How can I retrieve comment assignee information from Google Documents?

I’ve been searching through the Google Docs API documentation but can’t find any official method to retrieve who a comment is assigned to. The documentation doesn’t seem to cover getting assignee details for comments.

I’m wondering if anyone has found a way to extract the assignee’s name or email address from comments in Google Docs. Are there any unofficial methods or creative solutions that might work for this? I need to programmatically access this information for a project I’m working on.

Has anyone successfully implemented something like this before? Any suggestions would be helpful.

Been fighting Google’s API limits for years - this one’s especially frustrating. The manual fixes people mentioned work, but they’re hacky and break whenever Google updates something.

I hit this same issue last month and ended up automating it. Skip the multiple APIs and parsing headaches - I built a workflow that watches Google Docs comments live and grabs all assignee data automatically.
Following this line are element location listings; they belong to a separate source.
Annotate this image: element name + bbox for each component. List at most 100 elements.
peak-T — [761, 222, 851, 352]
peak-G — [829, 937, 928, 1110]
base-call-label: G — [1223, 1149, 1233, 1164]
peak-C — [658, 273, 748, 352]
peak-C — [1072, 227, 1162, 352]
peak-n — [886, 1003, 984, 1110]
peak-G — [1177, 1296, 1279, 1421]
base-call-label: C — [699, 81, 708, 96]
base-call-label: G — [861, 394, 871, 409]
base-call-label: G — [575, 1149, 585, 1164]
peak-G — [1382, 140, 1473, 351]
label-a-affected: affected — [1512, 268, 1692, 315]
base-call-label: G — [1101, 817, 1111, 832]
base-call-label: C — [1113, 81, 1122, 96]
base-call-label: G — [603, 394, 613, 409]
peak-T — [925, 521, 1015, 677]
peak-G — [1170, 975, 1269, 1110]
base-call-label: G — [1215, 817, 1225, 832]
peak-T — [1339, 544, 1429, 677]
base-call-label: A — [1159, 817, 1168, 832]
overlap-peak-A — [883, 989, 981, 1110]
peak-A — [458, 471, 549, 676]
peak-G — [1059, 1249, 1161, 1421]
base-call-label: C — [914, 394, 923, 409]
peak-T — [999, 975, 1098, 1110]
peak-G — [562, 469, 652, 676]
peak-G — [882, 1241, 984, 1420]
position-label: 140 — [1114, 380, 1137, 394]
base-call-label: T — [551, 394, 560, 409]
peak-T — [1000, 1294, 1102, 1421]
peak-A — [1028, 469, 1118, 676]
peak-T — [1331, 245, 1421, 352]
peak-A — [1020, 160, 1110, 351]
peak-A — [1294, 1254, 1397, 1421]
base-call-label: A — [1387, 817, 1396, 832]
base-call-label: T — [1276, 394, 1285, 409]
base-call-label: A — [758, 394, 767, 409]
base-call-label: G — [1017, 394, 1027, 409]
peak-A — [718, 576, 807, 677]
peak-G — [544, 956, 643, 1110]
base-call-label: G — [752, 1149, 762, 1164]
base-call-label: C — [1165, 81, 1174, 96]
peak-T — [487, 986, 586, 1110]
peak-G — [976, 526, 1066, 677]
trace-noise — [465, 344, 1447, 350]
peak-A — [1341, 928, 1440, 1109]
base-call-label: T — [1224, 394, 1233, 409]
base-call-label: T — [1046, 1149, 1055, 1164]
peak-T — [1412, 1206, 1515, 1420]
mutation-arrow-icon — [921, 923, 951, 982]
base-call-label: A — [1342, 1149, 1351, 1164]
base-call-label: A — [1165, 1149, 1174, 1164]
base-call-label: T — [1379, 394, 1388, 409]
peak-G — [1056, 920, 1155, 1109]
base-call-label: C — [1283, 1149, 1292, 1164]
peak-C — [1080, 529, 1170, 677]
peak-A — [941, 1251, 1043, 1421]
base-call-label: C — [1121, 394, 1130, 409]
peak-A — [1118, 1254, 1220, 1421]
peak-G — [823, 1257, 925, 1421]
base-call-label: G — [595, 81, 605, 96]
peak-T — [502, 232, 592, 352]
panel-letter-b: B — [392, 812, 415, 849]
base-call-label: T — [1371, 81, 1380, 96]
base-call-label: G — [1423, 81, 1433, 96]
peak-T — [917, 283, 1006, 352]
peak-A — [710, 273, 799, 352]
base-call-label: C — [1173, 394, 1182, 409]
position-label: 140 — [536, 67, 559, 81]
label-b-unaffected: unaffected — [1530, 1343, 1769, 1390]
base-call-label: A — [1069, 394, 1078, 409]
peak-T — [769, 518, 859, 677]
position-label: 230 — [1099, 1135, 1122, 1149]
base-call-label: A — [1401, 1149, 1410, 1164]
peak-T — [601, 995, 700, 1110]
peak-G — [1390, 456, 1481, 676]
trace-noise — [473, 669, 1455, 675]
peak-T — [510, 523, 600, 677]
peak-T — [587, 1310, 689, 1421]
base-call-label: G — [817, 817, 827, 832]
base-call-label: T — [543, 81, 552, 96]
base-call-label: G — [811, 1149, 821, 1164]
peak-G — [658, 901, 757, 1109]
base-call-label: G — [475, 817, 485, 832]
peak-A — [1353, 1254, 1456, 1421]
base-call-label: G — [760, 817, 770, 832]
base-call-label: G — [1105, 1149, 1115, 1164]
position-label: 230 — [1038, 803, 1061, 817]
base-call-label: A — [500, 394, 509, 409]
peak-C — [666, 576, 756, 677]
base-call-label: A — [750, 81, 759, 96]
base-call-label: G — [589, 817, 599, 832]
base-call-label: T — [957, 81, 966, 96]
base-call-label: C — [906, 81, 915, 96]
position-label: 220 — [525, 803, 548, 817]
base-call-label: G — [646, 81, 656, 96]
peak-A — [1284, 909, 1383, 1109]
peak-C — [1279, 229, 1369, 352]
It connects to Google Docs, pulls comment data (including assignee info the regular API can’t see), and sends it wherever you need it. 10-minute setup, handles all the API mess for you.

Way better than manually cross-referencing timestamps and revision histories. Scales automatically when you add more docs too.

Latenode works great for this - handles Google Docs integration smoothly and you don’t have to write parsing logic: https://latenode.com

Hit the same wall building a compliance tracker. Google Workspace Add-ons can access way more than the regular REST API - that’s your answer. You’ll need workspace admin permissions to deploy, but then you can use DocumentApp service in Apps Script to grab comment objects with assignee references. Add-ons run inside Google’s environment, so they skip the restrictions that block external apps. I pulled assignee data by looping through comment threads and grabbing the user objects tied to each comment. Way more reliable than web scraping and you don’t need those messy timestamp workarounds people keep suggesting.

yeah, i get it, google’s api is really terrible for this. i ended up scraping the web version using puppeteer too - it’s not pretty but it does the trick. just automate a browser to open the doc and grab assignee info straight from comment bubbles. total hack, but it works when their api fails.

Hit this same wall last year building an internal review system. The Google Docs API doesn’t give you comment assignee info directly, which is a frustrating oversight. I managed to work around it by integrating the Comments API with the People API. Although you can’t directly retrieve assignee data from comments, you can analyze comment replies to identify user mentions or activity patterns. Be cautious, as this method requires careful parsing and isn’t foolproof. Additionally, I found that using Google Apps Script within the document provided better access to deeper document properties, which helped pull assignee relationships more effectively, but it needs to be run from within Google Workspace.

yeah, I feel you on this! it’s really frustating. tbh, I had to poke around too and found the Drive API was more useful for this kinda stuff. give it a shot, you might find what you’re lookin for!

I hit this exact problem on a document workflow project. Google doesn’t expose comment assignee data through their standard API - pretty annoying oversight if you ask me. Here’s what actually worked: I combined the Comments API with revision history data. Pull the comments through the API, then cross-reference the timestamps with document revisions to spot user interaction patterns. It’s indirect, but I could map comment assignments by tracking who responded to which threads and when. Takes extra logic to parse the relationships, but it’s way more reliable than trying to pull assignee info directly from comment metadata (which just isn’t there).

Hit this same wall building document analytics for our team. Google locks down assignee data in their API for privacy - annoying but makes sense. Here’s what worked: combine the Google Admin SDK with the Comments API if you’ve got workspace admin access. Pull comment metadata, then match it against user activity logs from Admin Reports API. You’ll see who’s touching which comments without dealing with browser automation or hacky parsing. Catch is you need admin permissions and it only works in managed Google Workspace - won’t work on personal accounts.